A study by Alhamed and Storer investigated crowd-sourcing of effort estimates, structured by use of planning poker. The crowd were workers on Amazon’s Mechanical Turk, and the tasks estimated came from the issue trackers of JBoss, Apache and Spring Integration (using issues that had been annotated with an estimate and actual time, along with what was considered sufficient detail to make an estimate). An initial set of 419 issues were whittled down to 30, which were made available, one at a time, as a Mechanical Turk task (i.e., only one issue was available to be estimated at any time).
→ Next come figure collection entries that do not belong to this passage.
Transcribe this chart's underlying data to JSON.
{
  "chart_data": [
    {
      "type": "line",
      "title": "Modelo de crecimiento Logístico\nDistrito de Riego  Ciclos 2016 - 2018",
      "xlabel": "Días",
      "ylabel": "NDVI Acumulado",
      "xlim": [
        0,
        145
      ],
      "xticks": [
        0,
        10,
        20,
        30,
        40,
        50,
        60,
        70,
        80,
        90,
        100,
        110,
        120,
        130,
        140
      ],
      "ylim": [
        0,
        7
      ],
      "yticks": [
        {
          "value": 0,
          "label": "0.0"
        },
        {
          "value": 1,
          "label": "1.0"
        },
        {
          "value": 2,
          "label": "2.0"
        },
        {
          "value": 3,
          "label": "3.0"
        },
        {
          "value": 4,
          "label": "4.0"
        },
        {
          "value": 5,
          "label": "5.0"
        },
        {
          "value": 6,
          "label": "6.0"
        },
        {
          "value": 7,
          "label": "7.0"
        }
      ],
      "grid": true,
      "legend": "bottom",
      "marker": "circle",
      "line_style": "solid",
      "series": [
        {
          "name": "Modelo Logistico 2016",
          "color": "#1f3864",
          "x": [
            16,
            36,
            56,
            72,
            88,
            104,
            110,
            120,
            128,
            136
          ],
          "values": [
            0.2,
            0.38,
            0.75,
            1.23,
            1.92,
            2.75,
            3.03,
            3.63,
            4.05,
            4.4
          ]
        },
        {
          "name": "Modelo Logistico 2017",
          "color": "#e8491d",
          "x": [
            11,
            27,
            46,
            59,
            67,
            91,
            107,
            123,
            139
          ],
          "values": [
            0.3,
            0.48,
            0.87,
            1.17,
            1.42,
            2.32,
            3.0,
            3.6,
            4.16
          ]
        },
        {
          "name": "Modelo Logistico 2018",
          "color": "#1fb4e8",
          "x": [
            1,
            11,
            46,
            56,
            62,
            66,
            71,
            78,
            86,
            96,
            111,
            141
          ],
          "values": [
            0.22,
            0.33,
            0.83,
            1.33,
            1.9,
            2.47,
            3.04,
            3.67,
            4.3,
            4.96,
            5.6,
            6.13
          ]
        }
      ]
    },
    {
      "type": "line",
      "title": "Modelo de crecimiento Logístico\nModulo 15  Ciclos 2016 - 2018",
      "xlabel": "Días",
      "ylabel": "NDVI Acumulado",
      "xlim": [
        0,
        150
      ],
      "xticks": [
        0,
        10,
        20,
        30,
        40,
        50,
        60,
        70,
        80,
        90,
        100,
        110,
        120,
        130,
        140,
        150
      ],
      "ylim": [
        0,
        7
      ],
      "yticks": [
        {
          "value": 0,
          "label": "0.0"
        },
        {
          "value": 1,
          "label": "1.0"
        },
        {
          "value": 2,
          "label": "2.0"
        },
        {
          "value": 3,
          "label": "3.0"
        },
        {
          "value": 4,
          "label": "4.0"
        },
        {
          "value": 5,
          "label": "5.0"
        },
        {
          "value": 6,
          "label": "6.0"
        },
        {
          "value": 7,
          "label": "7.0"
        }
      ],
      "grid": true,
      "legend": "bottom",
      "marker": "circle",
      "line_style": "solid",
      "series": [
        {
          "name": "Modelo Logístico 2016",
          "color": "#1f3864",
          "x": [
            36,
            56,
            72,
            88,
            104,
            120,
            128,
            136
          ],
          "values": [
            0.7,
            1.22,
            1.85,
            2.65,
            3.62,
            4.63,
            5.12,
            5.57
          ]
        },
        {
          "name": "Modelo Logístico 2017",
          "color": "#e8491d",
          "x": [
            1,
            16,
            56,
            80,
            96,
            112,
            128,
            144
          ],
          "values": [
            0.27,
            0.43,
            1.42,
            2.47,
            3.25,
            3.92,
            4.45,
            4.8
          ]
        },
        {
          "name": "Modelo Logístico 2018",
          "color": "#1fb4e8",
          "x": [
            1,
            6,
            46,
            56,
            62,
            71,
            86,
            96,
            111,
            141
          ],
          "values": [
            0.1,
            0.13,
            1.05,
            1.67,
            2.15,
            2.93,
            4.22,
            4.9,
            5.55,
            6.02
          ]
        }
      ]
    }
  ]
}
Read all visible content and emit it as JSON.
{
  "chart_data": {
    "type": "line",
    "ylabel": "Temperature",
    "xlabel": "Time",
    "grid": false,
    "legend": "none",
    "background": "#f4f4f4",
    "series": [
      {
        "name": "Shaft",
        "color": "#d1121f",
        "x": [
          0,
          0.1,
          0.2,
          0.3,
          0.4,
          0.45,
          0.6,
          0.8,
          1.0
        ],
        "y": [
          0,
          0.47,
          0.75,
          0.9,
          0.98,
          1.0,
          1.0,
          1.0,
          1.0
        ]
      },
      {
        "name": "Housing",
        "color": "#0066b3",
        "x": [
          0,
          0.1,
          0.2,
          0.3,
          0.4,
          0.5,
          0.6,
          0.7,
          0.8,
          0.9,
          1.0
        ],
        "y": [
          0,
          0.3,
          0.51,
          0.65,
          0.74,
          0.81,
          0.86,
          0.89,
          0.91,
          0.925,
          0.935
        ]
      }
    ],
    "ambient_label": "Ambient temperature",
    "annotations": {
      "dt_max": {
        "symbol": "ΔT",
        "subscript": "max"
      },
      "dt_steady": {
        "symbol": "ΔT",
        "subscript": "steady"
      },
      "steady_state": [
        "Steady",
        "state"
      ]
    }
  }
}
Worker estimates were given using a time-based category (i.e., the values 1, 4, 8, 20, 40, 80), with each value representing a unit of actual time (i.e., one hour, half-day, day, half-week, week and two weeks, respectively).
Analysis of the results from a pilot study were used to build a model that detected estimates considered to be low quality, e.g., providing a poor justification for the estimate. These were excluded from any subsequent iterations.
Of the 506 estimates made, 321 passed the quality check.
Planning poker is an iterative process, with those making estimates in later rounds seeing estimates made in earlier rounds. So estimates made in later rounds are expected to have some correlation with earlier estimates.
Of the 321 quality check passing estimates, 153 were made in the first-round. Most of the 30 issues have 5 first-round estimates each, one has 4 and two have 6.
Workers have to pick one of five possible value as their estimate, with these values being roughly linear on a logarithmic scale, i.e., it is not possible to select an estimate from many possible large values, small values, or intermediate values. Unless most workers pick the same value, the standard deviation is likely to be large. Taking the logarithm of the estimate maps it to a linear scale, and the plot below shows the mean and standard deviation of the log of the estimates for each issue made during the first-round (code+data):
The wide spread in the standard deviations across a spread of mean values may be due to small sample size, or it may be real. The only way to find out is to rerun with larger sample sizes per issue.
Now it has been done once, this study needs to be run lots of times to measure the factors involved in the variability of developer estimates. What would be the impact of asking workers to make hourly estimates (they would not be anchored by experimenter specified values), or shifting the numeric values used for the categories (which probably have an anchoring effect)? Asking for an estimate to fix an issue in a large software system introduces the unknown of all kinds of dependencies, would estimates provided by workers who are already familiar with a project be consistently shifted up/down (compared to estimates made by those not familiar with the project)? The problem of unknown dependencies could be reduced by giving workers self-contained problems to estimate, e.g., the 3n+1 problem.
The crowdsourcing idea is interesting, but I don’t think it will scale, and I don’t see many companies making task specifications publicly available.
To mimic actual usage, research on planning poker (which appears to have non-trivial usage) needs to ensure that the people making the estimates are involved during all iterations. What is needed is a dataset of lots of planning poker estimates. Please let me know if you know of one.